14. Ditch the dairy.
Well, not really. But in my household, dairy products like sour cream, yogurt, and cottage cheese—that come in plastic tubs—are our biggest sticking point. Short of getting a cow, what can we do? While I’ve successfully learned how to make my own yogurt, ricotta cheese, and sour cream, it does require buying milk. I have a cow share so I usually have a gallon of fresh milk to work with each week, but until she calves again, we’re back to buying milk when we
need want it.
15. Ship green.
Instead of choosing bubble wrap lined padded envelopes, opt for something like this that utilizes recycled newsprint as the padding. (Sadly, you won’t find anything like this at the post office.) Ditto for packing a box to ship. Unless what you’re shipping is really fragile, you should be able to get away with recycling newspaper as your padding. There’s even paper tape that can be used as an alternative to plastic packing tape.

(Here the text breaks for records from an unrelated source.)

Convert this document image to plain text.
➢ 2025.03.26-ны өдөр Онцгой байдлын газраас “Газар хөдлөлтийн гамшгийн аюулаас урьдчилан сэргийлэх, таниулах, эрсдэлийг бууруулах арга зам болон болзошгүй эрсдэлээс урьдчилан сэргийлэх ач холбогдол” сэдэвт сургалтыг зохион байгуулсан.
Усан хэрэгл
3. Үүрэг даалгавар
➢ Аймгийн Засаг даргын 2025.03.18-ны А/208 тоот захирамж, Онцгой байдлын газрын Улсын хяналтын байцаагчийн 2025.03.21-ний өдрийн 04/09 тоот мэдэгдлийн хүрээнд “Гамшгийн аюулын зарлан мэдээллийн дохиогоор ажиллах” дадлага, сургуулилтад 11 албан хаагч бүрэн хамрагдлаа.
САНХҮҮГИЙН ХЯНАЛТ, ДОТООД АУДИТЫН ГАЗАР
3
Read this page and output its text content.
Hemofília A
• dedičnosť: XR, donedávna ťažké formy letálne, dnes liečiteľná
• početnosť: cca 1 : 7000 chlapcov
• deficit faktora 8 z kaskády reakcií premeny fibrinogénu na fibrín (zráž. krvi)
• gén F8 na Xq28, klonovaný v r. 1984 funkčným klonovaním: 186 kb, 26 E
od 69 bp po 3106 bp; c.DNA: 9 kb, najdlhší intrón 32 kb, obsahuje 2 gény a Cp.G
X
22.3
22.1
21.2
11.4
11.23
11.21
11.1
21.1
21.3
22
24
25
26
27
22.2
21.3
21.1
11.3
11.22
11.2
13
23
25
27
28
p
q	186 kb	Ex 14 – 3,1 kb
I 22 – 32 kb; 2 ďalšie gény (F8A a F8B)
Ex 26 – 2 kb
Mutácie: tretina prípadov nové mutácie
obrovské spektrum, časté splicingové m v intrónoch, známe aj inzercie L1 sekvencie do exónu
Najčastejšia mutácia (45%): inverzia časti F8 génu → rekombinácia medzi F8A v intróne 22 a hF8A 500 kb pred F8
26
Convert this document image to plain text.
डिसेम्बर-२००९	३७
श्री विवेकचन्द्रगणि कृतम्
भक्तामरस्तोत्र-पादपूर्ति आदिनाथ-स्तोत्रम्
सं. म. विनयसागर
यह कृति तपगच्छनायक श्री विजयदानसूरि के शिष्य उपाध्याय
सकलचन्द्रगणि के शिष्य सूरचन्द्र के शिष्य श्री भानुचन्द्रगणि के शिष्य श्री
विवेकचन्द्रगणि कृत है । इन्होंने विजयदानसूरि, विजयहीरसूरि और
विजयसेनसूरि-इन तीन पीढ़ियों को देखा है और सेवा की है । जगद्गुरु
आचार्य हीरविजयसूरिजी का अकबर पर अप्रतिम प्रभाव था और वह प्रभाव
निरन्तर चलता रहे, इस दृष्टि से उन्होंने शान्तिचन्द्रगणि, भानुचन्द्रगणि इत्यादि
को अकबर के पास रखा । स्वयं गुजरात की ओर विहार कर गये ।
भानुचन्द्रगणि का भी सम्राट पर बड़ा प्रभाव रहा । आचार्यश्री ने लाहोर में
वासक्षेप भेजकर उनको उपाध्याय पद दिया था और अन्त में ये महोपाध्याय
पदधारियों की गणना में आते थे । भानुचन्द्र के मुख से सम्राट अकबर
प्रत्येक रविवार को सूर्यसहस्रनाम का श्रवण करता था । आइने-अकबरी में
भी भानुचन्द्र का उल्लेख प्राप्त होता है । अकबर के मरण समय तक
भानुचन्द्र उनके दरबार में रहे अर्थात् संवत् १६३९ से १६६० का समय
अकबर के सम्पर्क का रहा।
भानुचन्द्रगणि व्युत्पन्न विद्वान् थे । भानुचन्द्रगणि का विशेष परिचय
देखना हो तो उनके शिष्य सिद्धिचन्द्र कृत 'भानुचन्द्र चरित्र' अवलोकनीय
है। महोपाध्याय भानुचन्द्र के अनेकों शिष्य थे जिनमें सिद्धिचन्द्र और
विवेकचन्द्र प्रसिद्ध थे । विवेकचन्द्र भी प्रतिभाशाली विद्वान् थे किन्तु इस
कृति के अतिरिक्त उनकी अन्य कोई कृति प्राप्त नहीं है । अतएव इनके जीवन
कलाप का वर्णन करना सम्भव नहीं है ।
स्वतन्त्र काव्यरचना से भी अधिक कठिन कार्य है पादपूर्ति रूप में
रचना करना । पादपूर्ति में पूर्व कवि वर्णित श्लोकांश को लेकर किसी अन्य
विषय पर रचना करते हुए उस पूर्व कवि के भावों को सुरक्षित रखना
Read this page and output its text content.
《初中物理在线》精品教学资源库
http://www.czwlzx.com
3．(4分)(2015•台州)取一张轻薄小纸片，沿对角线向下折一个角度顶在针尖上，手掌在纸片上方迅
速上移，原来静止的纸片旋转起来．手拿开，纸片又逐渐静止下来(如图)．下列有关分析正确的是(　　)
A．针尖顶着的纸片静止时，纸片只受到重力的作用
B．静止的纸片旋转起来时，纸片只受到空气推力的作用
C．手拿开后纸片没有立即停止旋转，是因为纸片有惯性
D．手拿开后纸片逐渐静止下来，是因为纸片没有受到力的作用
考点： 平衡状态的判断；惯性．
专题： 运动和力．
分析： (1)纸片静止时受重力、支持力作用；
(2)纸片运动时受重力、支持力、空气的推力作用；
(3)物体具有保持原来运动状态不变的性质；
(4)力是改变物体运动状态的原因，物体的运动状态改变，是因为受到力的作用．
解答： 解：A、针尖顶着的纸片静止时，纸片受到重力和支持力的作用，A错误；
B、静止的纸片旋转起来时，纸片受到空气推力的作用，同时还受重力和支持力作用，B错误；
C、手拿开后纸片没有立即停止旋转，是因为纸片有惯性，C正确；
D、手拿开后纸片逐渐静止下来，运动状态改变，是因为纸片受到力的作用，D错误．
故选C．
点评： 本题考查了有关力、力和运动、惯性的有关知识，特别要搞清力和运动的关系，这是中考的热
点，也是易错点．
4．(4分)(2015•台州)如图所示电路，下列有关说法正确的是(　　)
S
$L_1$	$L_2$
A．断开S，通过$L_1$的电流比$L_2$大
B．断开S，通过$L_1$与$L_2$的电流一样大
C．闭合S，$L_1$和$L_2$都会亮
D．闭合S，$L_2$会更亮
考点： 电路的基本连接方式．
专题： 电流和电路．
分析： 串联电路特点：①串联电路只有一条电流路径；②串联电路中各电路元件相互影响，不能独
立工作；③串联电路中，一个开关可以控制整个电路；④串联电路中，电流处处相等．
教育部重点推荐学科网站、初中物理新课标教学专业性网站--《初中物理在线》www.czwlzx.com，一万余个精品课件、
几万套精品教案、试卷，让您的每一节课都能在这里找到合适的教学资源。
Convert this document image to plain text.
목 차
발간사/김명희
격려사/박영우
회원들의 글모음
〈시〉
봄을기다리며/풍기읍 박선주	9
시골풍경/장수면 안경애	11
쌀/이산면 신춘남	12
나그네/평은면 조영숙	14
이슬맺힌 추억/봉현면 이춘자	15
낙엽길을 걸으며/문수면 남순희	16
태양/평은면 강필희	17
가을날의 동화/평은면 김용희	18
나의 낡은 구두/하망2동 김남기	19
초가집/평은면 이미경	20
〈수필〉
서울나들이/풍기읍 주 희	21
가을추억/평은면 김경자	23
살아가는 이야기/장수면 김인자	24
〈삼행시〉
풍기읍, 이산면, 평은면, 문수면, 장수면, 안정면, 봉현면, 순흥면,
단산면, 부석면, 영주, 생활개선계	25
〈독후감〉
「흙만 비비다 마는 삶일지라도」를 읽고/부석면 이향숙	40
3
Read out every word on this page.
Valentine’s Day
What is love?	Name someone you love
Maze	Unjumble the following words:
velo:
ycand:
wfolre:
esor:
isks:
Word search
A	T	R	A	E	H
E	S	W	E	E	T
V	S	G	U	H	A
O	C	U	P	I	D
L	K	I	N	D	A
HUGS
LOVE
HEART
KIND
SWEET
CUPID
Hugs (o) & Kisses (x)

16. Switch to cloth diapers.
I know, this is a hard one for lots of you. Maybe a compromise: Use cloth diapers when you’re home, and disposables only when you’re out and about. There are some great diaper wraps that make it easier than the old-fashioned diaper pins. That will reduce your diaper waste a little bit. If you’re really feeling like reducing plastic use by limiting diaper waste, look into elimination communication.
17. Green your picnic.
If you must use disposable plates—say at a picnic or outdoor party—choose plates that can be composted and then offer a place for guests to dispose of compostable items.
18. Give up gum.
Believe it or not, chewing gum is made of synthetic rubber and a plastic called polyvinyl acetate. Don’t want to give it up? Check out these options for cleaner chewing gum.
19. Skip the liner.
While you’ll probably want a trash bag liner for some of your trash—the wet, gross stuff that can’t be composted—other items can be placed directly into your trash container. Same with recyclables. No need to package them up in a plastic bag. Adopting this idea reduces the plastic you use on a weekly basis.
20. Be festive.
Who doesn’t love party decorations? But instead of using balloons, plastic streamers, and plastic tablecloths, get in it for the long haul. Banners like these can be used year after year. Invest in (or make!) several color schemes and matching tablecloths, and you’ll never have to buy party decorations again. (I love these, too — what a fabulous way to salvage damaged or stained doilies!)
21. Buy secondhand.
There are a multitude of reasons to opt for secondhand shopping, and reducing your plastic use is just one. New items come wrapped in plastic or packed in Styrofoam. Even new clothes come with those little plastic price tag danglers and plastic stickers.
Along with this goes the “be patient” mantra. There are some things that you might decide you need right away—maybe they’ll reduce your plastic consumption drastically—but others that can be added to a “watch for” list. Keep that handy in your wallet and scan it while on your thrifting adventures.